Convert grain elevators into people spaces, architecture grad says
Ali Piwowar would like to see coffee shops and hotel rooms in refurbished grain elevators
Instead of tearing grain elevators down, Ali Piwowar suggests converting them into spaces for people.
Piwowar, who studied at Carleton University in Ottawa, wrote her masters thesis in architecture on preserving the heritage of grain elevators by transforming them into community spaces.
Saskatchewan once had over 3,000 wooden grain elevators. One by one, however, the structures have been disappearing from the skyline, victims of changing economic and transportation conditions. Today, Piwowar estimates there are around 400 such elevators remaining with only 80 in working order.
"We need to stop being OK with them coming down," Piwowar said. "Every community just puts up hands up their hands and says 'OK, we can't fight about this.' I think we should fight about it."
Piwowar became fascinated with elevators when she moved to Regina from Ontario when she was 10 years old.
"I always knew I wanted to be an architect," she said. "I was very interested in the grain elevators because they were so mysterious to me because I didn't know what was going on inside them."
When it came time for university, Piwowar moved back to Ontario and it was then that she realized how much she liked the Prairies and the beauty of Saskatchewan's landscape.
The idea for her to focus her studies on grain elevators came to her after having undergone surgery to remove wisdom teeth.
Loopy on pain medication, Piwowar had a vision of grain elevators with people living inside of them. She imagined them as condominiums and houses all across the province.
Piwowar's thesis examines in detail an elevator in Indian Head, Sask., a community which at one point had more elevators than any other place in North America. She consulted with locals on what they would like to see within the structure she was studying.
Her thesis describes a tourism information booth, a community gathering space, two guest suites and a coffee shop that could fit in a refurbished elevator.
"There is a gap about what can be done with grain elevators," she added. "There is a lot of text on why grain elevators are important but nobody says 'OK, this is what we can do with them in the future to preserve them.'"
Special handling of grain dust
Piwowar noted grain dust would need to be removed by a high-powered airbrush because it is highly flammable.
She would add windows by creating long horizontal slits.
"From the outside of the building it still looks like an elevator," she explained.
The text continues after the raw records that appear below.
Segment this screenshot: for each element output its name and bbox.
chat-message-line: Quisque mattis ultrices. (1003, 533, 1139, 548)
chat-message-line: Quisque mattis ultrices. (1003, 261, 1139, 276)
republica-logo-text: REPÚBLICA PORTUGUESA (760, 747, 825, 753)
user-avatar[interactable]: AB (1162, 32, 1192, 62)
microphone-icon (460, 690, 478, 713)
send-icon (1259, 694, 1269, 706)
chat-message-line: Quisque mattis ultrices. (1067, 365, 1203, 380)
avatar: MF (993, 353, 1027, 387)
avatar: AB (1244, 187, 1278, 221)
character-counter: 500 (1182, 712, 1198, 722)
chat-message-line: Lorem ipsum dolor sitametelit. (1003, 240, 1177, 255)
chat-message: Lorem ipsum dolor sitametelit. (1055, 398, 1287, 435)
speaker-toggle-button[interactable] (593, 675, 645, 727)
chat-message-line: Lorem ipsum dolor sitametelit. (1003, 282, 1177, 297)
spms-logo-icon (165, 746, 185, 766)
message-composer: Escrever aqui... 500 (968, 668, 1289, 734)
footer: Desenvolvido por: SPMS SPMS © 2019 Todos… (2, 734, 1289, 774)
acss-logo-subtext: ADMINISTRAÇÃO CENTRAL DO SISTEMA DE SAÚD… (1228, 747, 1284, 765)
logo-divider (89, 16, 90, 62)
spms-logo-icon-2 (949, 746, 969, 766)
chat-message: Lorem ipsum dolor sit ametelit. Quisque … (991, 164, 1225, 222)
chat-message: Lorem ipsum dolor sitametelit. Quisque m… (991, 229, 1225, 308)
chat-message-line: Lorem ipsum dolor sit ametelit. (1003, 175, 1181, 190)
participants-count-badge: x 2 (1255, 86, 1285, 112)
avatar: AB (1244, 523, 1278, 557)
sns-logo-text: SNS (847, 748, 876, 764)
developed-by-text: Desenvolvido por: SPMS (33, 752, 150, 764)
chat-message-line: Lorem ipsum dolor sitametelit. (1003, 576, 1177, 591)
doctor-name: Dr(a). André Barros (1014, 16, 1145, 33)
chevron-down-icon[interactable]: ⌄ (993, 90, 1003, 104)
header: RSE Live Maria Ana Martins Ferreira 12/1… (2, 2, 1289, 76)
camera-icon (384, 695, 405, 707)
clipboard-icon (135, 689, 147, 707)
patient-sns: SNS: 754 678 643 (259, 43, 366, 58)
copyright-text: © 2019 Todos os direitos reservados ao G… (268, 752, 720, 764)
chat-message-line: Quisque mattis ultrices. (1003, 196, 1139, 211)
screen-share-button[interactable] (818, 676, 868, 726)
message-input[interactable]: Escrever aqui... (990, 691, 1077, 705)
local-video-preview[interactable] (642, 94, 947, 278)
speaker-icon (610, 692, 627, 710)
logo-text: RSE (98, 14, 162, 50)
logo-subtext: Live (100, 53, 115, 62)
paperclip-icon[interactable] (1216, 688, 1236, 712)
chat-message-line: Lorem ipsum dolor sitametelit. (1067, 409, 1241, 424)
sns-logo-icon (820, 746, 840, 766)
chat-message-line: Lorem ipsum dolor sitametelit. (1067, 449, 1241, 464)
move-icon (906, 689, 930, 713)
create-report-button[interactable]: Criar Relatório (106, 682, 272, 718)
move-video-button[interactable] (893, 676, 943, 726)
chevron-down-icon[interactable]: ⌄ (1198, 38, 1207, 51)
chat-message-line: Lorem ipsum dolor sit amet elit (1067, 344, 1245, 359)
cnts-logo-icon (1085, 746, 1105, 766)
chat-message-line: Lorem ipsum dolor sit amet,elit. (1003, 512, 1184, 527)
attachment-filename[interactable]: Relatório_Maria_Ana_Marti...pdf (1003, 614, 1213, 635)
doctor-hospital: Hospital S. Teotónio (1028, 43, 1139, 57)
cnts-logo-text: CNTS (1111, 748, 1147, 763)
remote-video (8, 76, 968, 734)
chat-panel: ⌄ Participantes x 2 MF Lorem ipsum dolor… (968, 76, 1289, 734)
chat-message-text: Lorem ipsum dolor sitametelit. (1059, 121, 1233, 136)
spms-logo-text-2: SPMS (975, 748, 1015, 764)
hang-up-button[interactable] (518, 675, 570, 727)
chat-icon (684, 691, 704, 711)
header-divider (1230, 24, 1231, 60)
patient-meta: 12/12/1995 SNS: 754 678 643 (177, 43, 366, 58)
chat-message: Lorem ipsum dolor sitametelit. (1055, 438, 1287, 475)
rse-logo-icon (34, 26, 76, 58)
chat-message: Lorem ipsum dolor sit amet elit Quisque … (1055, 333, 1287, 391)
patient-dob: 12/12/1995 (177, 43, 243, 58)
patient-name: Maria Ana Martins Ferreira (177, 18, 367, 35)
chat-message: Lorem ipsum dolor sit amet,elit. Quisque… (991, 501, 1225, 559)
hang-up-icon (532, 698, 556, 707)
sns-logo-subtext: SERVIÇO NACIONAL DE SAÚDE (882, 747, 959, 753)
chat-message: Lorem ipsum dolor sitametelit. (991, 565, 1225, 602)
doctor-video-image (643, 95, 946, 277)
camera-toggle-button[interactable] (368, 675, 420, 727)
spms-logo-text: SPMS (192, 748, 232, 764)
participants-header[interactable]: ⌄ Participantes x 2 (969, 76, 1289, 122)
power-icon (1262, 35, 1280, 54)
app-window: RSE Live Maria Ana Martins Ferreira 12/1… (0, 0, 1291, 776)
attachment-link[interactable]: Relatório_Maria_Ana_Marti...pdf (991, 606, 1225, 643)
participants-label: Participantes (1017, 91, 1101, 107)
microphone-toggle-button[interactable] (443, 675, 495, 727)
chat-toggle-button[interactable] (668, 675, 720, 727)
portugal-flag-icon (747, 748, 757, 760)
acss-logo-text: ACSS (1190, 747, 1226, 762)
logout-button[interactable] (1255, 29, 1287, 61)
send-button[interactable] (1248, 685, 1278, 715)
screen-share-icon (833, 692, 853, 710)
"The horizontal slits actually mimic the horizontal wood siding and then from the inside it actually accentuates Saskatchewan's horizontal landscape."
A specialized lift would make the building wheelchair accessible.
"I think if you find a good engineer that is willing to work with an architect to make something like this happen and you're able to find people to put some money into it, it's not unrealistic," Piwowar said. "We just need to make a plan and make it happen."
Piwowar will be presenting her thesis at the Heritage Canada National Trust Conference in Calgary. She said she hopes to do workshops on her ideas with communities across Saskatchewan.